Even before the monarchs return, I see the first of the other migrants every year, the agricultural laborers and their families who somehow make it even this far north from Mexico, here to the Great Lakes region, to work the orchards and the fields. The families are often large and extended. They relocate frequently, pulled now this way, now that, by the seasonal rotation of crops and by the availability of work—spring, summer and fall. Occasionally, I meet them professionally as part of my employment in a social service agency. The fathers— dark from exposure to the sun, strong but unassuming. The mothers—smiling broadly and doting upon their children who, in their turn, remind me of nothing so much as those delightfully colorful and delicate monarchs—flitting here, flitting there, settling only briefly upon a chosen flower.

"Bonita, Mija," I exclaim to a pretty but shy little wisp of a four year old girl who hides behind her mother's skirt. "El niño es mucho grande," I say with great exaggeration of her littler brother who smiles proudly.

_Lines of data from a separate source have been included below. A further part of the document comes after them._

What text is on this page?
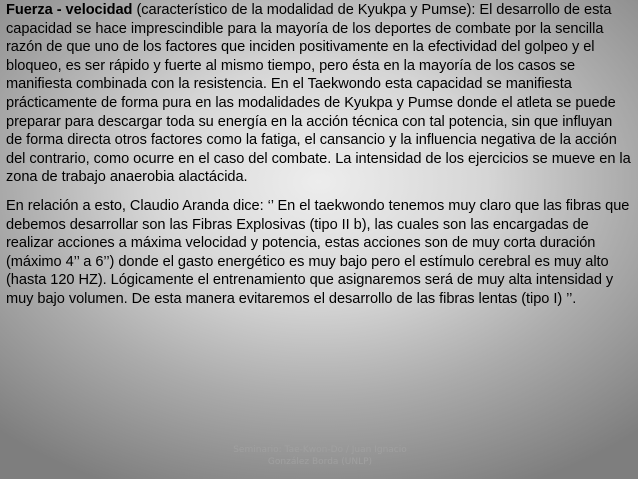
Fuerza - velocidad (característico de la modalidad de Kyukpa y Pumse): El desarrollo de esta capacidad se hace imprescindible para la mayoría de los deportes de combate por la sencilla razón de que uno de los factores que inciden positivamente en la efectividad del golpeo y el bloqueo, es ser rápido y fuerte al mismo tiempo, pero ésta en la mayoría de los casos se manifiesta combinada con la resistencia. En el Taekwondo esta capacidad se manifiesta prácticamente de forma pura en las modalidades de Kyukpa y Pumse donde el atleta se puede preparar para descargar toda su energía en la acción técnica con tal potencia, sin que influyan de forma directa otros factores como la fatiga, el cansancio y la influencia negativa de la acción del contrario, como ocurre en el caso del combate. La intensidad de los ejercicios se mueve en la zona de trabajo anaerobia alactácida.

En relación a esto, Claudio Aranda dice: ‘’ En el taekwondo tenemos muy claro que las fibras que debemos desarrollar son las Fibras Explosivas (tipo II b), las cuales son las encargadas de realizar acciones a máxima velocidad y potencia, estas acciones son de muy corta duración (máximo 4’’ a 6’’) donde el gasto energético es muy bajo pero el estímulo cerebral es muy alto (hasta 120 HZ). Lógicamente el entrenamiento que asignaremos será de muy alta intensidad y muy bajo volumen. De esta manera evitaremos el desarrollo de las fibras lentas (tipo I) ’’.

Seminario: Tae-Kwon-Do / Juan Ignacio González Borda (UNLP)
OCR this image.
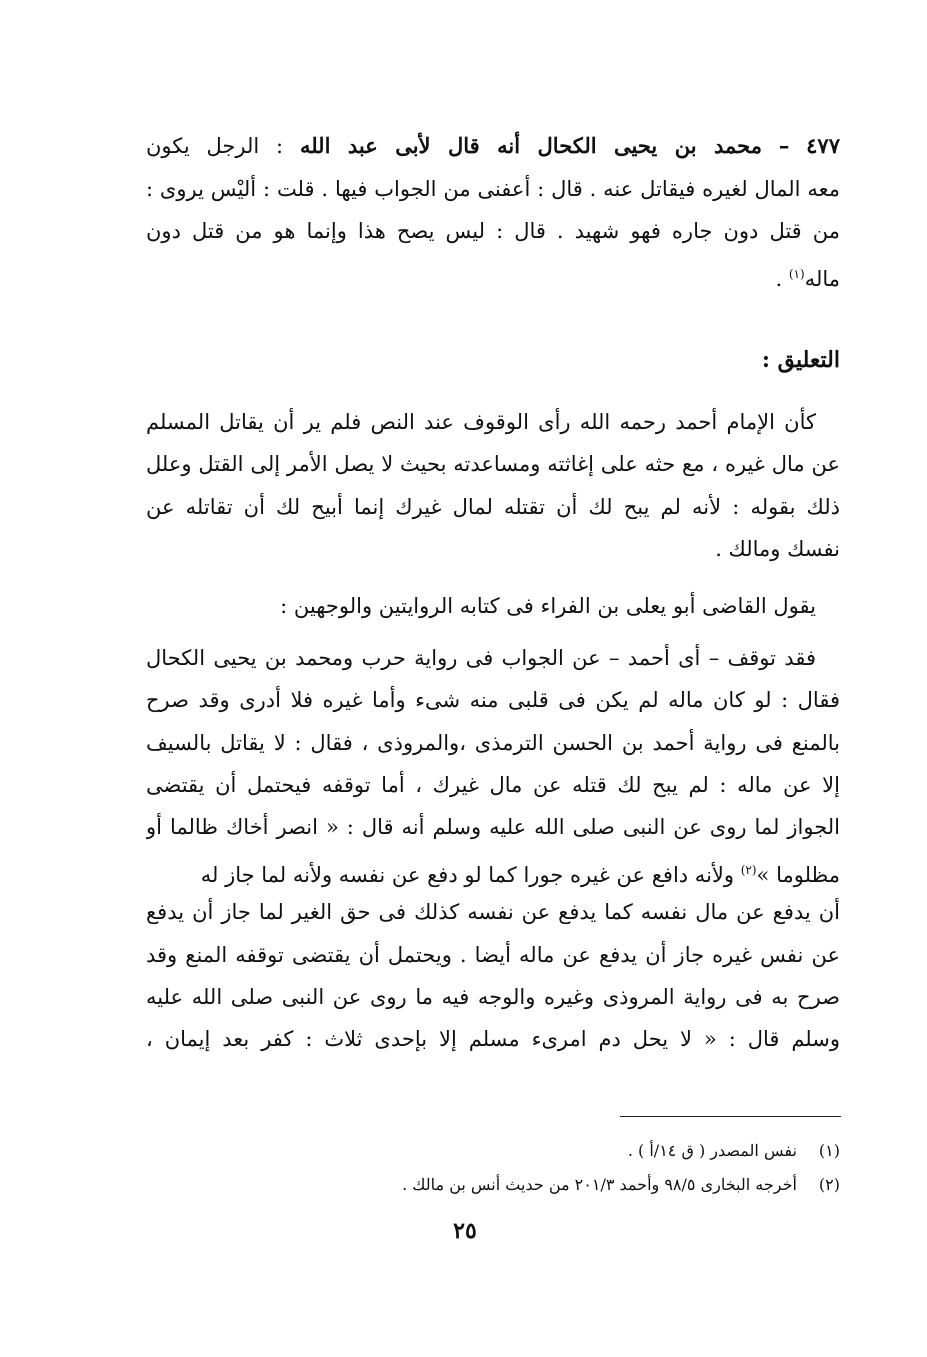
٤٧٧ – محمد بن يحيى الكحال أنه قال لأبى عبد الله : الرجل يكون
معه المال لغيره فيقاتل عنه . قال : أعفنى من الجواب فيها . قلت : أليْس يروى :
من قتل دون جاره فهو شهيد . قال : ليس يصح هذا وإنما هو من قتل دون
ماله$^{(١)}$ .
التعليق :
كأن الإمام أحمد رحمه الله رأى الوقوف عند النص فلم ير أن يقاتل المسلم
عن مال غيره ، مع حثه على إغاثته ومساعدته بحيث لا يصل الأمر إلى القتل وعلل
ذلك بقوله : لأنه لم يبح لك أن تقتله لمال غيرك إنما أبيح لك أن تقاتله عن
نفسك ومالك .
يقول القاضى أبو يعلى بن الفراء فى كتابه الروايتين والوجهين :
فقد توقف – أى أحمد – عن الجواب فى رواية حرب ومحمد بن يحيى الكحال
فقال : لو كان ماله لم يكن فى قلبى منه شىء وأما غيره فلا أدرى وقد صرح
بالمنع فى رواية أحمد بن الحسن الترمذى ،والمروذى ، فقال : لا يقاتل بالسيف
إلا عن ماله : لم يبح لك قتله عن مال غيرك ، أما توقفه فيحتمل أن يقتضى
الجواز لما روى عن النبى صلى الله عليه وسلم أنه قال : « انصر أخاك ظالما أو
مظلوما »$^{(٢)}$ ولأنه دافع عن غيره جورا كما لو دفع عن نفسه ولأنه لما جاز له
أن يدفع عن مال نفسه كما يدفع عن نفسه كذلك فى حق الغير لما جاز أن يدفع
عن نفس غيره جاز أن يدفع عن ماله أيضا . ويحتمل أن يقتضى توقفه المنع وقد
صرح به فى رواية المروذى وغيره والوجه فيه ما روى عن النبى صلى الله عليه
وسلم قال : « لا يحل دم امرىء مسلم إلا بإحدى ثلاث : كفر بعد إيمان ،
(١) نفس المصدر ( ق ١٤/أ ) .
(٢) أخرجه البخارى ٩٨/٥ وأحمد ٢٠١/٣ من حديث أنس بن مالك .
٢٥
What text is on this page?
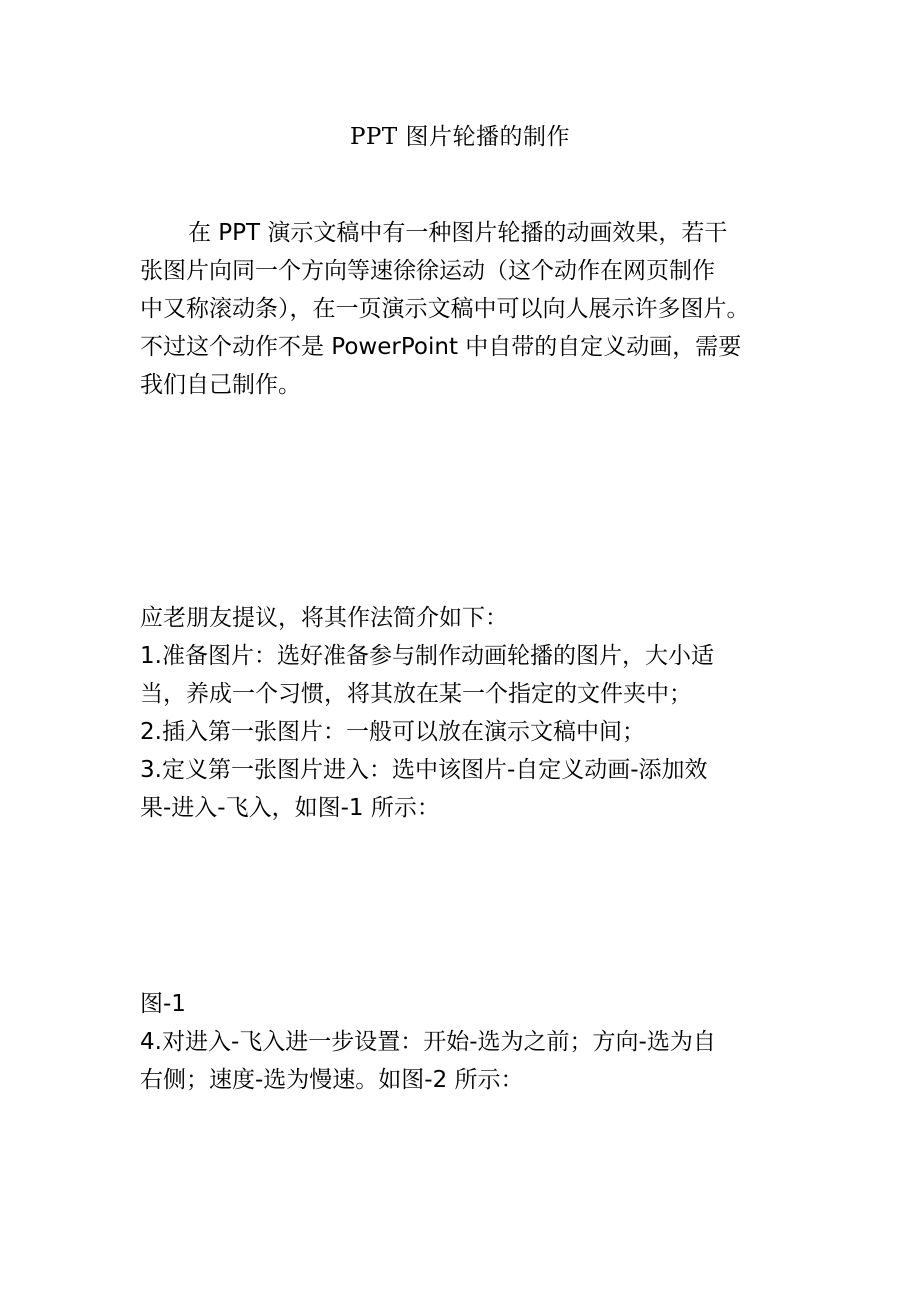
PPT 图片轮播的制作

在 PPT 演示文稿中有一种图片轮播的动画效果，若干
张图片向同一个方向等速徐徐运动（这个动作在网页制作
中又称滚动条），在一页演示文稿中可以向人展示许多图片。
不过这个动作不是 PowerPoint 中自带的自定义动画，需要
我们自己制作。

应老朋友提议，将其作法简介如下：
1.准备图片：选好准备参与制作动画轮播的图片，大小适
当，养成一个习惯，将其放在某一个指定的文件夹中；
2.插入第一张图片：一般可以放在演示文稿中间；
3.定义第一张图片进入：选中该图片-自定义动画-添加效
果-进入-飞入，如图-1 所示：

图-1
4.对进入-飞入进一步设置：开始-选为之前；方向-选为自
右侧；速度-选为慢速。如图-2 所示：
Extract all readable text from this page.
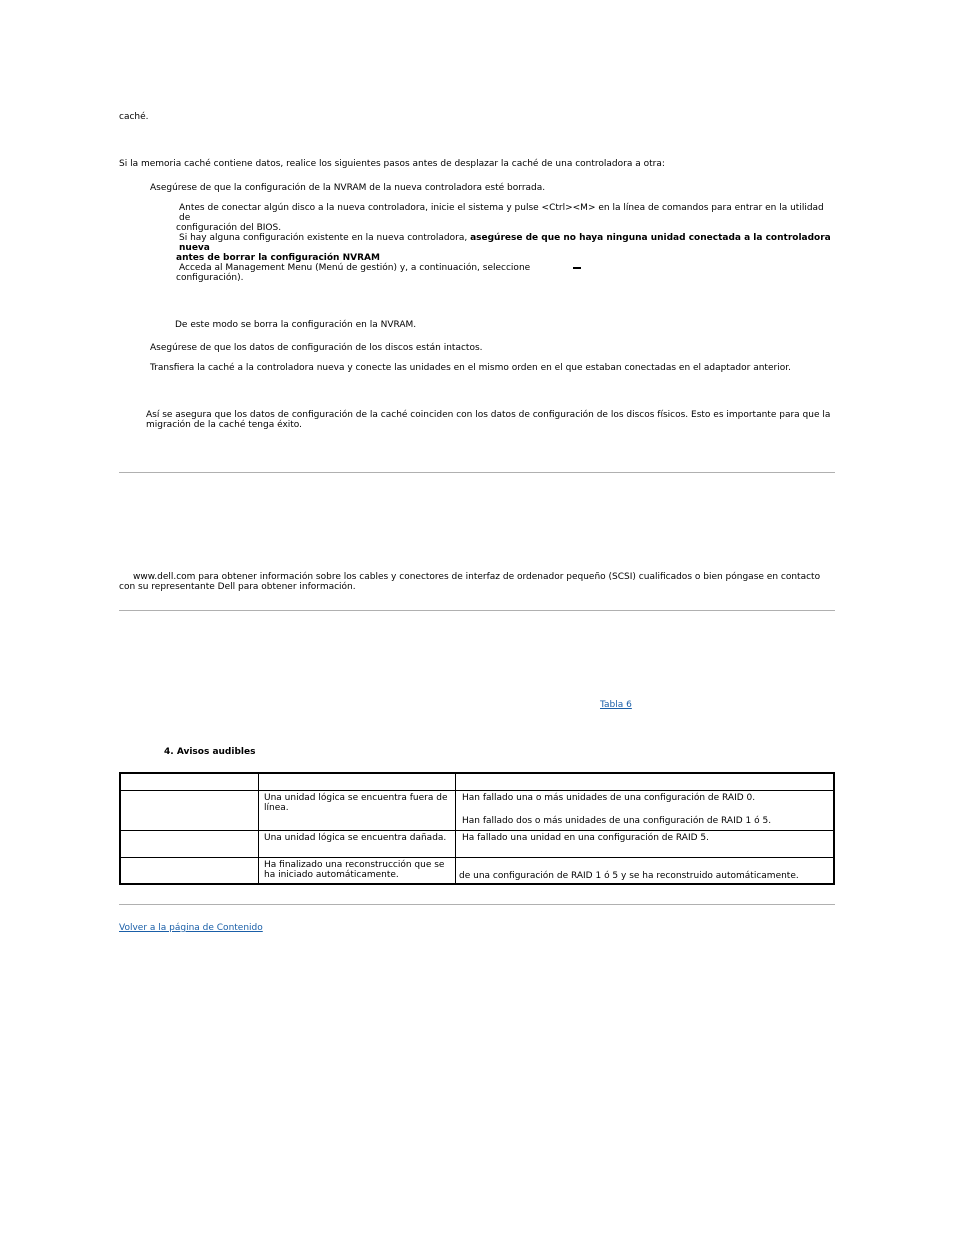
caché.
Si la memoria caché contiene datos, realice los siguientes pasos antes de desplazar la caché de una controladora a otra:
Asegúrese de que la configuración de la NVRAM de la nueva controladora esté borrada.
Antes de conectar algún disco a la nueva controladora, inicie el sistema y pulse <Ctrl><M> en la línea de comandos para entrar en la utilidad de
configuración del BIOS.
Si hay alguna configuración existente en la nueva controladora, asegúrese de que no haya ninguna unidad conectada a la controladora nueva
antes de borrar la configuración NVRAM
Acceda al Management Menu (Menú de gestión) y, a continuación, seleccione
configuración).
De este modo se borra la configuración en la NVRAM.
Asegúrese de que los datos de configuración de los discos están intactos.
Transfiera la caché a la controladora nueva y conecte las unidades en el mismo orden en el que estaban conectadas en el adaptador anterior.
Así se asegura que los datos de configuración de la caché coinciden con los datos de configuración de los discos físicos. Esto es importante para que la
migración de la caché tenga éxito.
www.dell.com para obtener información sobre los cables y conectores de interfaz de ordenador pequeño (SCSI) cualificados o bien póngase en contacto
con su representante Dell para obtener información.
Tabla 6
4. Avisos audibles

	Una unidad lógica se encuentra fuera de línea.	Han fallado una o más unidades de una configuración de RAID 0.
Han fallado dos o más unidades de una configuración de RAID 1 ó 5.

	Una unidad lógica se encuentra dañada.	Ha fallado una unidad en una configuración de RAID 5.

	Ha finalizado una reconstrucción que se ha iniciado automáticamente.	de una configuración de RAID 1 ó 5 y se ha reconstruido automáticamente.
Volver a la página de Contenido
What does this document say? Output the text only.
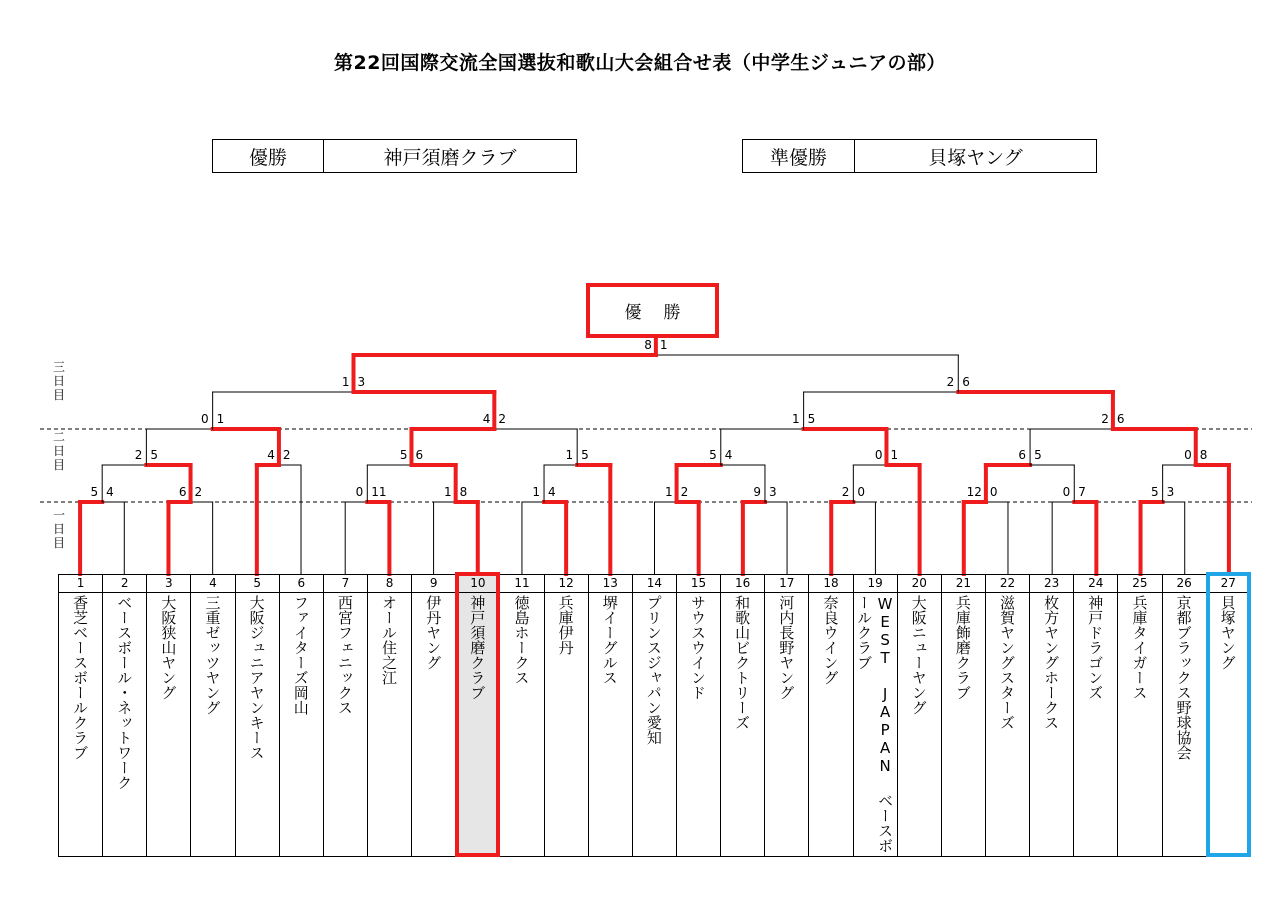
第22回国際交流全国選抜和歌山大会組合せ表（中学生ジュニアの部）
優勝	神戸須磨クラブ	準優勝	貝塚ヤング
三日目
二日目
一日目
5 4	6 2	0 11	1 8	1 4	1 2	9 3	2 0	12 0	0 7	5 3
2 5	4 2	5 6	1 5	5 4	0 1	6 5	0 8
0 1	4 2	1 5	2 6
1 3	2 6
8 1
優勝
1
香芝ベースボールクラブ
2
ベースボール・ネットワーク
3
大阪狭山ヤング
4
三重ゼッツヤング
5
大阪ジュニアヤンキース
6
ファイターズ岡山
7
西宮フェニックス
8
オール住之江
9
伊丹ヤング
10
神戸須磨クラブ
11
徳島ホークス
12
兵庫伊丹
13
堺イーグルス
14
プリンスジャパン愛知
15
サウスウインド
16
和歌山ビクトリーズ
17
河内長野ヤング
18
奈良ウイング
19
WEST JAPAN ベースボールクラブ
20
大阪ニューヤング
21
兵庫飾磨クラブ
22
滋賀ヤングスターズ
23
枚方ヤングホークス
24
神戸ドラゴンズ
25
兵庫タイガース
26
京都ブラックス野球協会
27
貝塚ヤング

Other times, in leisurely drives through the country, I see the families, again: the mothers and fathers bent to their rigorous piece-work, the larger children sweating, also, to supplement the family income and the littlest ones always nearby, caught up like the monarchs in a soothing breeze, caught up in the boundless flights of a child's game and a child's imagination.

Will they settle in time, these delicate butterfly-like children, and escape the deprivations their parents are exposed to? They could be the children of any land and of any tongue—curious, playful, and innocently mischievous.